Kenya’s Olympic teams are to start training in specialised bubble camps early March in the run-up to the Tokyo games, officials said on Tuesday.
The camps are to start on March 2 and will see athletes confined to specific areas as they train, to counter the spread of Covid-19.
“The athletics long distance runners will be based in the high-altitude training region around Eldoret, while the team sports, including the men’s and women’s rugby Sevens, volleyball and Taekwondo do will be based at the Kasarani stadium,” the secretary-general of Kenya’s National Olympic board Francis Mutuku told AFP.
“The aim of the bubble camps is to cut down the amount of travelling by athletes back to their families from training, and reduce the risk of exposure to the still raging Covid-19 pandemic.”
A total of 87 Kenyan sportsmen and women have already qualified for July’s Tokyo Olympics, with the number expected to increase as the new sporting season gets underway.
Kenya hopes to take a team of 100 athletes to the rescheduled games which will be held between July 23 and August 8.

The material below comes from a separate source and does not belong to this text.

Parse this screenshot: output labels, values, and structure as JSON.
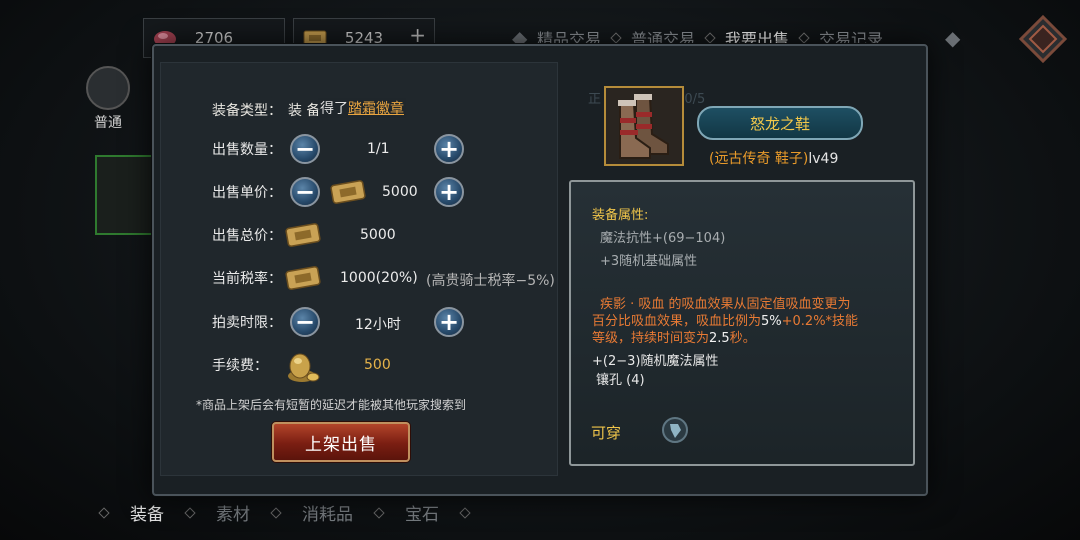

Mutuku said the athletes would be tested frequently for Covid-19 while they are in the camp, which will be closed off to outsiders.
“All the qualified athletes will be tested before they are admitted into the bubble camp.”
Kenya, a world athletics superpower finished 15th and as the top African nation at the 2016 Olympics in Rio, with a total of 13 medals: six gold, six silver and one bronze.
Kenya also topped the overall medals table at the 2015 World Athletics Championships in Beijing, for the first time in its history with seven gold, six silver and three bronze medals.